Fulton County District Attorney Paul Howard stood before a bank of reporters in April after a judge sentenced former Atlanta educators for their roles in a districtwide cheating conspiracy and promised to right the wrongs done to thousands of children.

“What we plan to do is rather simple,” he said in announcing the creation of the Atlanta Redemption Academy: identify students who were harmed by the cheating, assess the damage and then fix it with tutoring, GED classes or job training.

Six months later, there's little evidence that Howard has moved to make those plans a reality.

The Redemption Academy is “on hold,” Howard told The Atlanta Journal-Constitution, admitting that his initial plans may have been too ambitious. He has not been able to raise the millions he estimates it would cost.

Even the Atlanta Public Schools’ separate program to help children affected by cheating won’t be completely up and running until at least January.

That leaves some parents with the sense that, once again, Atlanta is cheating its children.
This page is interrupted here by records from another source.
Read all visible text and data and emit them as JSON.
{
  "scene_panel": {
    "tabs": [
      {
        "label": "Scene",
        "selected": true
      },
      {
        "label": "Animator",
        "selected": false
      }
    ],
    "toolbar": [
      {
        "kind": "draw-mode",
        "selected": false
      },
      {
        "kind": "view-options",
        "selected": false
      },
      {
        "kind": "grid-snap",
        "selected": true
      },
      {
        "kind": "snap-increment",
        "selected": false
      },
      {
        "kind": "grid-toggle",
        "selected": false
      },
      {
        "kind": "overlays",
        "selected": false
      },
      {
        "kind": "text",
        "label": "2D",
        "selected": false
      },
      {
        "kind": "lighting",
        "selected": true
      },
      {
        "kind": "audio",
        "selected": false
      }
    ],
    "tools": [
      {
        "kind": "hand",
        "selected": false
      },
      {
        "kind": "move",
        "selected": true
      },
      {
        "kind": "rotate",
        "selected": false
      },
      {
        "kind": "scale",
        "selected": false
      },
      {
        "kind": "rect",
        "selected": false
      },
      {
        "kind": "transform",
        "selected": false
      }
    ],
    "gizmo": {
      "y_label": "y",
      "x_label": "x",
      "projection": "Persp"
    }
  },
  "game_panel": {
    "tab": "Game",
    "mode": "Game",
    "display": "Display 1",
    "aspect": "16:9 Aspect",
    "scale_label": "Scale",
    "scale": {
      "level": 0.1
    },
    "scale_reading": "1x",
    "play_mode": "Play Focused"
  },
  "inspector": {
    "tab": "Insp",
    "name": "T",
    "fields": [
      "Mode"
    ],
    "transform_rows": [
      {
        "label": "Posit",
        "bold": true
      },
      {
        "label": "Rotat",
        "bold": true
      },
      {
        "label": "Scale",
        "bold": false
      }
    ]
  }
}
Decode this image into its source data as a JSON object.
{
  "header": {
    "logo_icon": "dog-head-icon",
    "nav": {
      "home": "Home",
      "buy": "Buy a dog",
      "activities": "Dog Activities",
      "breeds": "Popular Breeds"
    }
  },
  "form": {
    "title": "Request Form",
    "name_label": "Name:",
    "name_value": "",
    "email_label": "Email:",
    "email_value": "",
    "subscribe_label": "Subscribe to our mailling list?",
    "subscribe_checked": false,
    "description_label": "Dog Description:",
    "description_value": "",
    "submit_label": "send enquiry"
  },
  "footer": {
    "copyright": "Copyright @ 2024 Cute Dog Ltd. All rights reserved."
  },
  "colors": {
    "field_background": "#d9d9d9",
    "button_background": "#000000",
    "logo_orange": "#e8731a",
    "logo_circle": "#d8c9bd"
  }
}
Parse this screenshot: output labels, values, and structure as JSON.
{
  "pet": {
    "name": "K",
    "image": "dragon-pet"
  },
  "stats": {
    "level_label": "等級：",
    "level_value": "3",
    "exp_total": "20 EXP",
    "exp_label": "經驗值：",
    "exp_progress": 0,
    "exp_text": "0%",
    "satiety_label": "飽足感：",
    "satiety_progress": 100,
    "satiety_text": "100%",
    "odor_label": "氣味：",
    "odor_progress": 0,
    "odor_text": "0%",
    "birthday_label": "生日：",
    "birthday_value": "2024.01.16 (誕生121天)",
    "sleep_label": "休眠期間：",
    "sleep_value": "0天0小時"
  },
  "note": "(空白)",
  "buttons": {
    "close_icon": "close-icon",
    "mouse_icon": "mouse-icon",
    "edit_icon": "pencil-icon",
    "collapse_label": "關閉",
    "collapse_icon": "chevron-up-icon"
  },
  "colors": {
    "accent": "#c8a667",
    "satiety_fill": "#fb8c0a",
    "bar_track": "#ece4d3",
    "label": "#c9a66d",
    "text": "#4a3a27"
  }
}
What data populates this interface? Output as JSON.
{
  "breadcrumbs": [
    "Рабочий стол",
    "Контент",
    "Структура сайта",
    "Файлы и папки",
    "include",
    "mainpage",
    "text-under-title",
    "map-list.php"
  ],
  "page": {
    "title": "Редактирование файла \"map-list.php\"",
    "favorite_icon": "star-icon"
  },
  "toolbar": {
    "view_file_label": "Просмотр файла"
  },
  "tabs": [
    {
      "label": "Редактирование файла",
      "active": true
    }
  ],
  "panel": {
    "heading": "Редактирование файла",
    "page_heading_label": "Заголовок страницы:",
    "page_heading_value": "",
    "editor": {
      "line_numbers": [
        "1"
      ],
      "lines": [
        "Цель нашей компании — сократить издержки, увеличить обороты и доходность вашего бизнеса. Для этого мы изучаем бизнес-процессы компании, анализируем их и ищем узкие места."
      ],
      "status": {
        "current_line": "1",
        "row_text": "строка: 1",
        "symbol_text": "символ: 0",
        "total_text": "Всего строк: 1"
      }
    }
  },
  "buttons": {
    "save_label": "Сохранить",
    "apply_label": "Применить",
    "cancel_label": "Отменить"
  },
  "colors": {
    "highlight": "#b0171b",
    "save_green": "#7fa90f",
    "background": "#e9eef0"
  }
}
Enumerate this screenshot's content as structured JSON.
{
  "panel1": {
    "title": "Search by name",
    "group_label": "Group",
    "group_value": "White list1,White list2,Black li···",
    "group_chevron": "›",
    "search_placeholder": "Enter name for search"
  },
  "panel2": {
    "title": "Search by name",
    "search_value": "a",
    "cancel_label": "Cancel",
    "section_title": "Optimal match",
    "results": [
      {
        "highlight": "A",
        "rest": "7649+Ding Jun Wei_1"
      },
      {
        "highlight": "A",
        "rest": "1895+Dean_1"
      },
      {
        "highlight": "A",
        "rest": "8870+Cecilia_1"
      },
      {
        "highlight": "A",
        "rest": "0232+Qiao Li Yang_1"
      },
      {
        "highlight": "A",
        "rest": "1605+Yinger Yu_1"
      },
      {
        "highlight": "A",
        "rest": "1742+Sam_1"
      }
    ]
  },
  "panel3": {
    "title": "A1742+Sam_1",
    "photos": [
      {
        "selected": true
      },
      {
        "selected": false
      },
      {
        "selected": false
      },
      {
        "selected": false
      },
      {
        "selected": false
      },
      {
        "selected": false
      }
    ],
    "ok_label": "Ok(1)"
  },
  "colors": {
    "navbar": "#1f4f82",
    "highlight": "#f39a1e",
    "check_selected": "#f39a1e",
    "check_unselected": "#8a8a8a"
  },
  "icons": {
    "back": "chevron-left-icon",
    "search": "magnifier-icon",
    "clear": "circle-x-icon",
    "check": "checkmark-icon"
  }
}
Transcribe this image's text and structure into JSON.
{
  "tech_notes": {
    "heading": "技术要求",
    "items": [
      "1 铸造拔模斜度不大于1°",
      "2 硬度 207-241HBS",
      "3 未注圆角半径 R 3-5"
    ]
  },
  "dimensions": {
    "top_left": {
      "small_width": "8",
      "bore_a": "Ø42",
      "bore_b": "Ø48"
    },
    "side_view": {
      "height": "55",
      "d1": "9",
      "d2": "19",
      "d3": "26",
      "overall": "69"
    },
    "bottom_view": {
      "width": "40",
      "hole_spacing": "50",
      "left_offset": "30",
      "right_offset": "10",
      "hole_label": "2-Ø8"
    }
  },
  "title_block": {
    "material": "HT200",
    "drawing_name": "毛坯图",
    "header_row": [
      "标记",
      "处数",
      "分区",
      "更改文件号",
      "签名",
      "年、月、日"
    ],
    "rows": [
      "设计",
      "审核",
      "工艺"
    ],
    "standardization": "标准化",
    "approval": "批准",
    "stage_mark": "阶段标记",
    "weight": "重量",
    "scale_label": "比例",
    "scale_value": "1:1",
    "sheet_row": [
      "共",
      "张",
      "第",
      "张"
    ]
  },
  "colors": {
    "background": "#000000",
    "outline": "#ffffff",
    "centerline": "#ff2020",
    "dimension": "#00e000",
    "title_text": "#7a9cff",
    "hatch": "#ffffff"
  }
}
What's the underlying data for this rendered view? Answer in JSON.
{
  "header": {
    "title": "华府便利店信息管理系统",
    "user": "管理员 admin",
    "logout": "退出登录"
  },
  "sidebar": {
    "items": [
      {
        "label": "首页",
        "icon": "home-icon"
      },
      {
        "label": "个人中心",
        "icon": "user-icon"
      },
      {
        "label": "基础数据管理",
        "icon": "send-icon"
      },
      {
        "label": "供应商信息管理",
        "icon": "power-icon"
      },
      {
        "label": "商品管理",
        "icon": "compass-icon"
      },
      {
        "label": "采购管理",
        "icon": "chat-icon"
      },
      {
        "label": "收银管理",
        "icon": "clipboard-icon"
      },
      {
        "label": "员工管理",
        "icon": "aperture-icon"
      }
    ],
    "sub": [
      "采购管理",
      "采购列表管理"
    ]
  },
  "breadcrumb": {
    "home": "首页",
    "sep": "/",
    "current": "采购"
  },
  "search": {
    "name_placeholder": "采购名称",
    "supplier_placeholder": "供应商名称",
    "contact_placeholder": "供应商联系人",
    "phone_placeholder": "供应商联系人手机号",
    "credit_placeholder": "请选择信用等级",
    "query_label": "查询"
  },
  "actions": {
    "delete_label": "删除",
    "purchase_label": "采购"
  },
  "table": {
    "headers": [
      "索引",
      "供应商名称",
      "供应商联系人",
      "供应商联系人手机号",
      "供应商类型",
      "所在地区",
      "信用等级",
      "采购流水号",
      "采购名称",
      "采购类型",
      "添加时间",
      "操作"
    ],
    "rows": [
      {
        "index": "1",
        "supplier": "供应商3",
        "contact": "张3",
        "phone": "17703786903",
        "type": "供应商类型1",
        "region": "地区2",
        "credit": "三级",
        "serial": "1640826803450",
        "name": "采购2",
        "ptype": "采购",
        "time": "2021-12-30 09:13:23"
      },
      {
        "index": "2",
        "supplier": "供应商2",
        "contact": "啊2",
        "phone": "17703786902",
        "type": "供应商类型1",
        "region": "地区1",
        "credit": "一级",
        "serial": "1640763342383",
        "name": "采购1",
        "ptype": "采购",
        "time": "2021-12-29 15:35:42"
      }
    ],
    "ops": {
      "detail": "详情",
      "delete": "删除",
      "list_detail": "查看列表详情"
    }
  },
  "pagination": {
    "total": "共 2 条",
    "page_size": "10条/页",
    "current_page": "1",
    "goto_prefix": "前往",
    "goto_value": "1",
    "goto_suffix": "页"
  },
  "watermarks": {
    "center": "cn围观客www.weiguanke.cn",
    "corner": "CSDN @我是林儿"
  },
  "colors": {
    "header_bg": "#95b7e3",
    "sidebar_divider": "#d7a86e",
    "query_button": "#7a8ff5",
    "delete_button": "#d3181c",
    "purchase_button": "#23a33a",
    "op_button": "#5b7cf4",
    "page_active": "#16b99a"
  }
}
The delay in establishing the Redemption Academy, which would work only with students no longer in Atlanta schools, has caused problems for the 11 former educators convicted in the cheating scandal: Their sentences include thousands of hours of community service. Prosecutors, who must approve any community service, have said much of that work should be with the Redemption Academy.

“We would love to work with the Redemption Academy, if it existed,” said attorney Gerald Griggs, who represented former Dobbs Elementary School teacher Angela Williamson. “But it doesn’t exist. Hopefully the judge will accept what we’re doing now and will hold the District Attorney’s Office accountable. You have to ask, was this really about the children?”